In comparing CMC 2.24 to curcumin, the former was more efficacious in reducing (a) MMP-9 levels in both the cell culture and animal studies and (b) alveolar bone loss in rats with periodontitis. It is of interest to note that in this study, excessive alveolar bone loss was seen in the curcumin-treated group compared to that in the control group. These results support the observations of Guimarães et al who found that systemic administration of natural curcumin is capable of decreasing proinflammatory markers but cannot inhibit bone loss in periodontitis as measured by micro-CT imaging.23 However, there are other studies demonstrating that curcumin can inhibit alveolar bone loss in experimental periodontitis. Correa et al showed that daily oral gavage with curcumin for 30 days was able to significantly, but minimally decrease alveolar bone loss by 0.08 mm or 5.7% (1.33 mm in curcumin group vs 1.41 mm in the control group).39 A more recent study by Bakir et al showed that curcumin is a promising host modulatory agent and was able to reduce alveolar bone loss by more than 27%.40 This may be due to the intrinsic dose-dependent cytotoxicity of curcumin, which can induce the generation of reactive oxygen species, causing cellular damage and cellular apoptosis,4143 or maybe a longer course of curcumin administration will be needed to exhibit its reduction on bone loss. Additionally, different experimental models of periodontitis may have led to the varying results as evidenced by the previously mentioned studies.23,39,40

In conclusion, this study demonstrates that oral administration of CMC 2.24 leads to inhibition of proinflammatory cytokines and MMPs, and reduces pathologic alveolar bone loss in rat experimental periodontitis. Within the limitations of this study, it was found that treatment with curcumin can decrease proinflammatory mediators and cytokines but cannot reduce (possibly even accelerate, although this unexpected observation requires substantiation) alveolar bone loss. In this study, systemic administration of 30 mg/kg curcumin slightly increased alveolar bone loss with borderline significance.

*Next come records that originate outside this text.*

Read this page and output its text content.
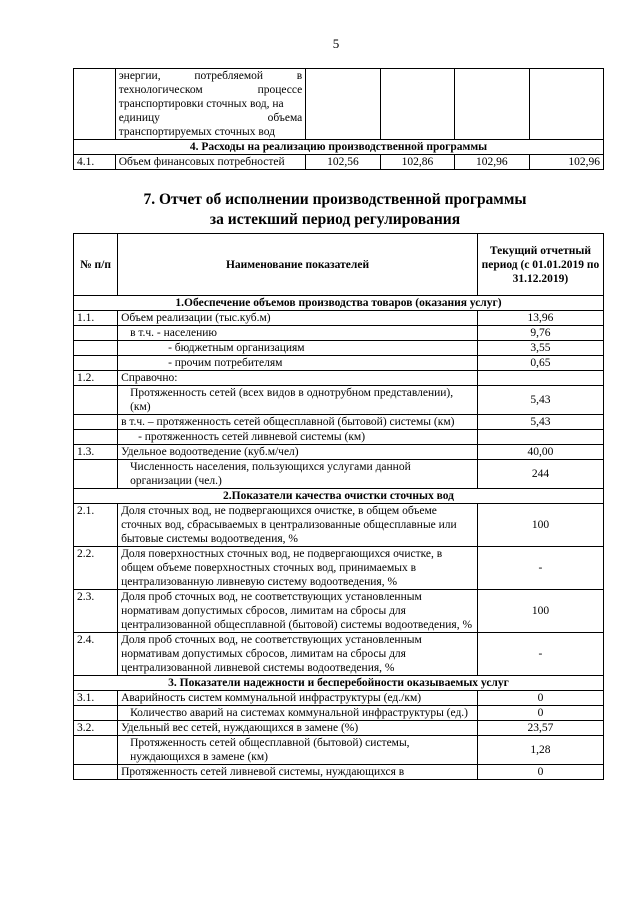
5

	энергии, потребляемой в
технологическом процессе
транспортировки сточных вод, на
единицу объема
транспортируемых сточных вод				

4. Расходы на реализацию производственной программы					
4.1.	Объем финансовых потребностей	102,56	102,86	102,96	102,96
7. Отчет об исполнении производственной программы
за истекший период регулирования
№ п/п	Наименование показателей	Текущий отчетный период (с 01.01.2019 по 31.12.2019)
1.Обеспечение объемов производства товаров (оказания услуг)		
1.1.	Объем реализации (тыс.куб.м)	13,96
	в т.ч. - населению	9,76
	- бюджетным организациям	3,55
	- прочим потребителям	0,65
1.2.	Справочно:	
	Протяженность сетей (всех видов в однотрубном представлении), (км)	5,43
	в т.ч. – протяженность сетей общесплавной (бытовой) системы (км)	5,43
	- протяженность сетей ливневой системы (км)	
1.3.	Удельное водоотведение (куб.м/чел)	40,00
	Численность населения, пользующихся услугами данной организации (чел.)	244
2.Показатели качества очистки сточных вод		
2.1.	Доля сточных вод, не подвергающихся очистке, в общем объеме сточных вод, сбрасываемых в централизованные общесплавные или бытовые системы водоотведения, %	100
2.2.	Доля поверхностных сточных вод, не подвергающихся очистке, в общем объеме поверхностных сточных вод, принимаемых в централизованную ливневую систему водоотведения, %	-
2.3.	Доля проб сточных вод, не соответствующих установленным нормативам допустимых сбросов, лимитам на сбросы для централизованной общесплавной (бытовой) системы водоотведения, %	100
2.4.	Доля проб сточных вод, не соответствующих установленным нормативам допустимых сбросов, лимитам на сбросы для централизованной ливневой системы водоотведения, %	-
3. Показатели надежности и бесперебойности оказываемых услуг		
3.1.	Аварийность систем коммунальной инфраструктуры (ед./км)	0
	Количество аварий на системах коммунальной инфраструктуры (ед.)	0
3.2.	Удельный вес сетей, нуждающихся в замене (%)	23,57
	Протяженность сетей общесплавной (бытовой) системы, нуждающихся в замене (км)	1,28
	Протяженность сетей ливневой системы, нуждающихся в	0
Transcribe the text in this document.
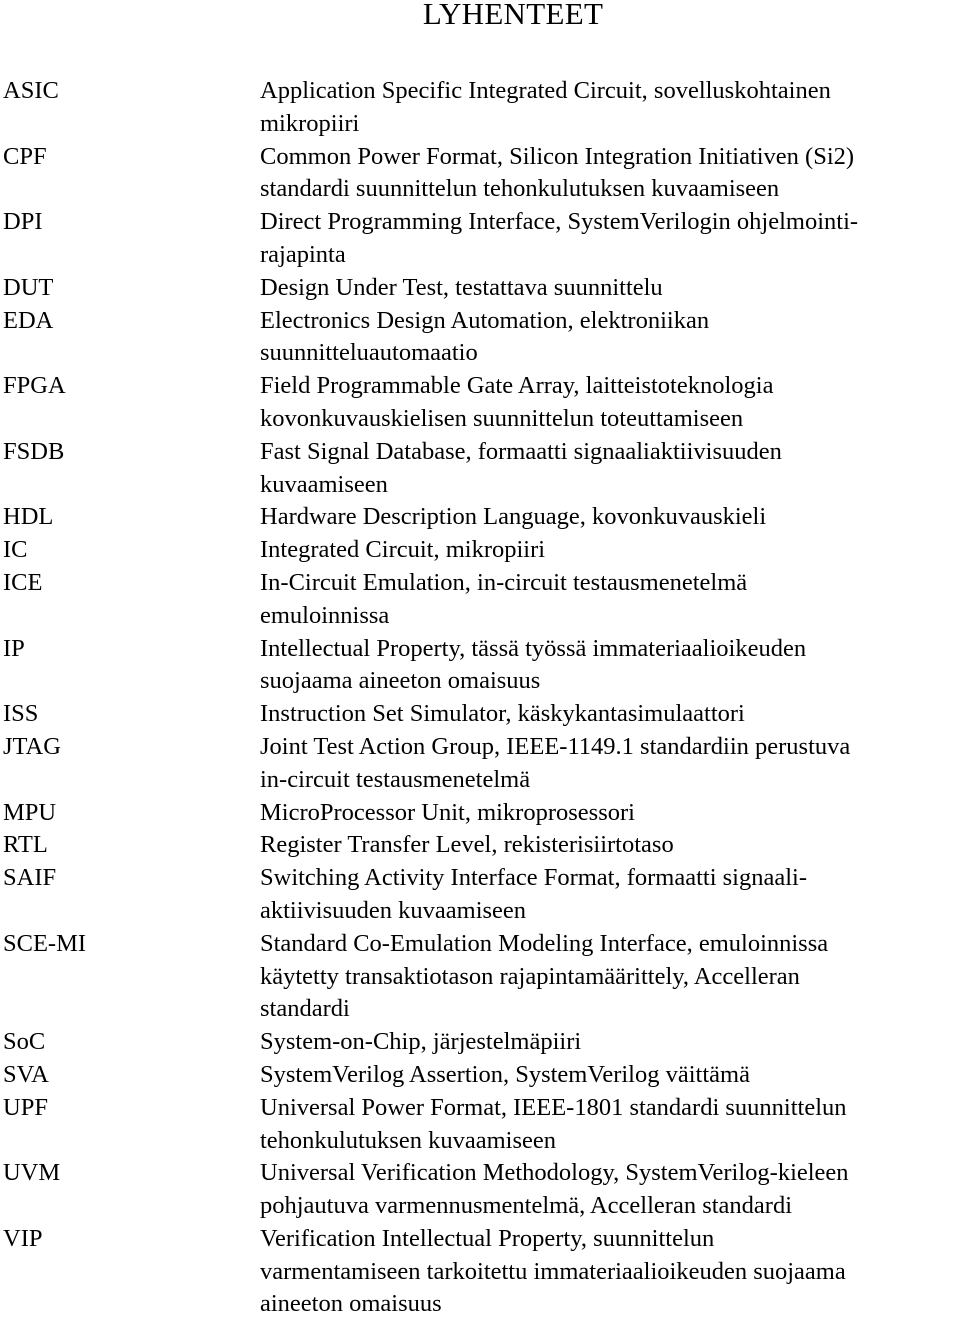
LYHENTEET
ASIC	Application Specific Integrated Circuit, sovelluskohtainen
mikropiiri
CPF	Common Power Format, Silicon Integration Initiativen (Si2)
standardi suunnittelun tehonkulutuksen kuvaamiseen
DPI	Direct Programming Interface, SystemVerilogin ohjelmointi-
rajapinta
DUT	Design Under Test, testattava suunnittelu
EDA	Electronics Design Automation, elektroniikan
suunnitteluautomaatio
FPGA	Field Programmable Gate Array, laitteistoteknologia
kovonkuvauskielisen suunnittelun toteuttamiseen
FSDB	Fast Signal Database, formaatti signaaliaktiivisuuden
kuvaamiseen
HDL	Hardware Description Language, kovonkuvauskieli
IC	Integrated Circuit, mikropiiri
ICE	In-Circuit Emulation, in-circuit testausmenetelmä
emuloinnissa
IP	Intellectual Property, tässä työssä immateriaalioikeuden
suojaama aineeton omaisuus
ISS	Instruction Set Simulator, käskykantasimulaattori
JTAG	Joint Test Action Group, IEEE-1149.1 standardiin perustuva
in-circuit testausmenetelmä
MPU	MicroProcessor Unit, mikroprosessori
RTL	Register Transfer Level, rekisterisiirtotaso
SAIF	Switching Activity Interface Format, formaatti signaali-
aktiivisuuden kuvaamiseen
SCE-MI	Standard Co-Emulation Modeling Interface, emuloinnissa
käytetty transaktiotason rajapintamäärittely, Accelleran
standardi
SoC	System-on-Chip, järjestelmäpiiri
SVA	SystemVerilog Assertion, SystemVerilog väittämä
UPF	Universal Power Format, IEEE-1801 standardi suunnittelun
tehonkulutuksen kuvaamiseen
UVM	Universal Verification Methodology, SystemVerilog-kieleen
pohjautuva varmennusmentelmä, Accelleran standardi
VIP	Verification Intellectual Property, suunnittelun
varmentamiseen tarkoitettu immateriaalioikeuden suojaama
aineeton omaisuus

The results indicate that CMC 2.24 is effective in the prevention of rat experimental periodontitis in the “prophylactic model.” Future studies will examine whether already-established periodontitis will also respond favorably to CMC 2.24 treatment, similar to treatment of patients with diagnosed chronic periodontitis in clinical practice, or what would be considered the “therapeutic model.”

Acknowledgments

This research is supported by US National Institutes of Health/National Institute of Dental and Craniofacial Research grant number 1R41DE024946-01 and Traverse Biosciences, Inc.

Disclosure

F Johnson and LM Golub have several patents on CMC 2.24. For LM Golub, these are fully assigned to SBU. For F Johnson, these are assigned to ChemMaster, Intl. J Scaduto is employed by Traverse Biosciences Inc., Stony Brook, NY, USA. The authors report no other conflicts of interest in this work.